Quantifying the effect of vessel interference on catch rates: A theoretical approach

- We hypothesise that vessel interference makes catch-per-unit-effort (CPUE) a nonlinear function of effort.
- We define an interference term, whose magnitude affects trajectories of abundance and CPUE under a simulated buyback.
- Our simple model of the vessel interference effect holds across a range of biological and operational parameter values.
- Interference appears to be independent of stock carrying capacity, vessel numbers, and relative reduction in vessel number.
- Our model provides a promising approach to estimating relative abundance under sudden changes in fishing effort.

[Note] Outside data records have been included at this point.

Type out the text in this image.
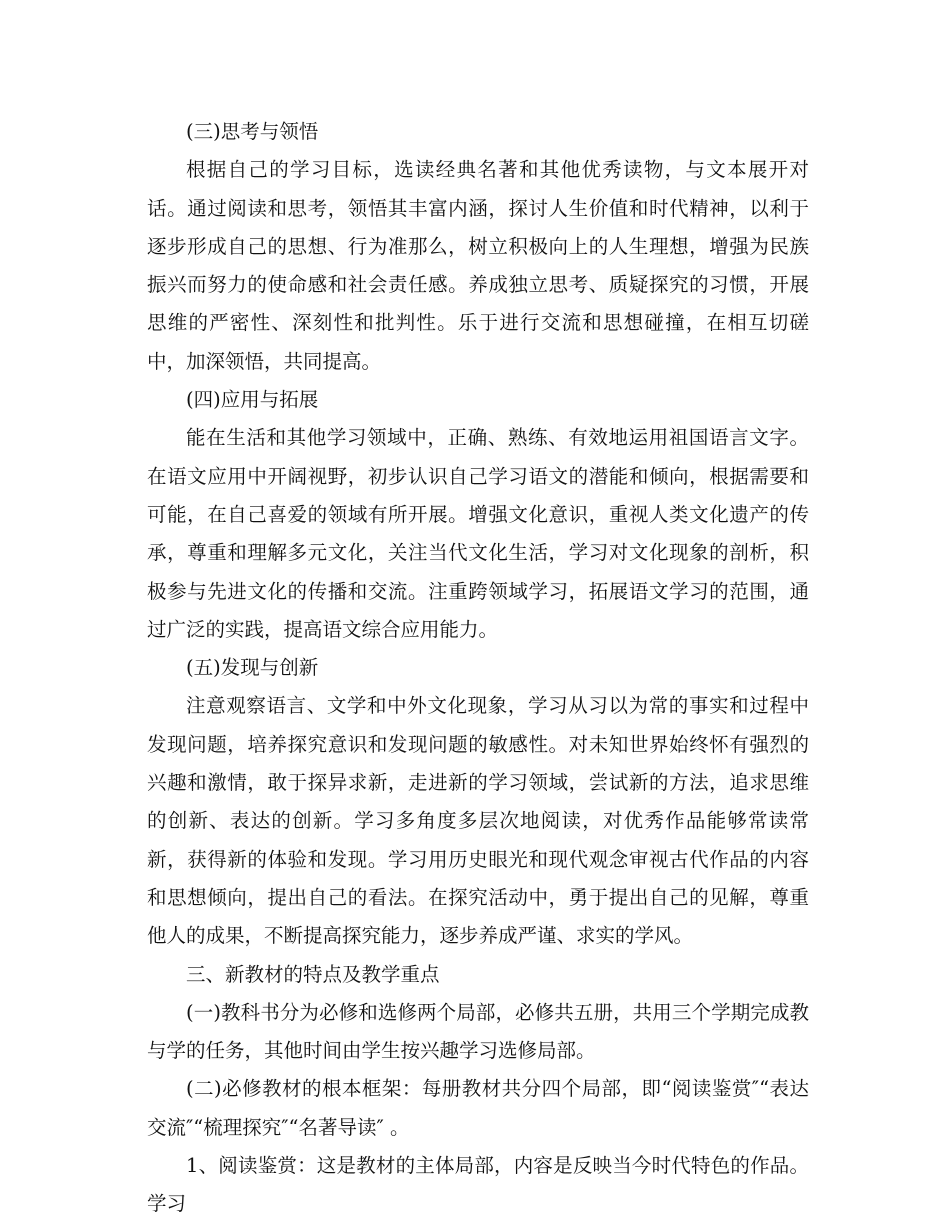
(三)思考与领悟

根据自己的学习目标，选读经典名著和其他优秀读物，与文本展开对话。通过阅读和思考，领悟其丰富内涵，探讨人生价值和时代精神，以利于逐步形成自己的思想、行为准那么，树立积极向上的人生理想，增强为民族振兴而努力的使命感和社会责任感。养成独立思考、质疑探究的习惯，开展思维的严密性、深刻性和批判性。乐于进行交流和思想碰撞，在相互切磋中，加深领悟，共同提高。

(四)应用与拓展

能在生活和其他学习领域中，正确、熟练、有效地运用祖国语言文字。在语文应用中开阔视野，初步认识自己学习语文的潜能和倾向，根据需要和可能，在自己喜爱的领域有所开展。增强文化意识，重视人类文化遗产的传承，尊重和理解多元文化，关注当代文化生活，学习对文化现象的剖析，积极参与先进文化的传播和交流。注重跨领域学习，拓展语文学习的范围，通过广泛的实践，提高语文综合应用能力。

(五)发现与创新

注意观察语言、文学和中外文化现象，学习从习以为常的事实和过程中发现问题，培养探究意识和发现问题的敏感性。对未知世界始终怀有强烈的兴趣和激情，敢于探异求新，走进新的学习领域，尝试新的方法，追求思维的创新、表达的创新。学习多角度多层次地阅读，对优秀作品能够常读常新，获得新的体验和发现。学习用历史眼光和现代观念审视古代作品的内容和思想倾向，提出自己的看法。在探究活动中，勇于提出自己的见解，尊重他人的成果，不断提高探究能力，逐步养成严谨、求实的学风。

三、新教材的特点及教学重点

(一)教科书分为必修和选修两个局部，必修共五册，共用三个学期完成教与学的任务，其他时间由学生按兴趣学习选修局部。

(二)必修教材的根本框架：每册教材共分四个局部，即“阅读鉴赏″“表达交流″“梳理探究″“名著导读″ 。

1、阅读鉴赏：这是教材的主体局部，内容是反映当今时代特色的作品。学习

In response to a vessel buyback scheme in a major Australian Commonwealth fishery, nominal catch-per-unit-effort (CPUE) showed dramatic increases. These led to a discontinuity in the statistically standardised CPUE time series, which may also suggest a discontinuity in the relationship between catch-per-unit-effort and abundance. We hypothesise the discontinuity in CPUE is due to reduced vessel interaction effects. Vessel interactions can arise due to, for example, competition or information sharing, and as such can influence CPUE independent of the underlying fish abundance. Thus there remains a need to quantitatively understand the nature of the effect of vessel interactions on CPUE. Awareness of such interactions is common, yet it has not been described in the context of rapid changes of effort brought about by management interventions such as a vessel buyback. Here we focus on vessel interference, ecologically defined as a depression in foraging (catch) rate with increased foraging (fisher, or vessel) density. We present a mechanistic model incorporating a vessel interference term, that could explain situations where CPUE is more responsive to effort buybacks than if no vessel interference is assumed. Our hypothesis is that vessel interference makes CPUE a nonlinear function of effort. We define an interference term that interacts with stock dynamics and catchability. Under a simulated buyback, the trajectories of abundance and CPUE change in a manner dependent on the magnitude of the interference. Our simple model of the non-linear effect of vessel interference holds up well under a large range of values for biological and operational parameters. The effect of interference also appears independent of stock carrying capacity, vessel numbers, and the magnitude of relative reduction in vessel numbers. We conclude that our model provides a promising approach to the technically challenging problem of estimating relative abundance under conditions of sudden changes in fishing effort, and thereby improving sustainable fisheries management via appropriate levels of control rules set in response to such estimates.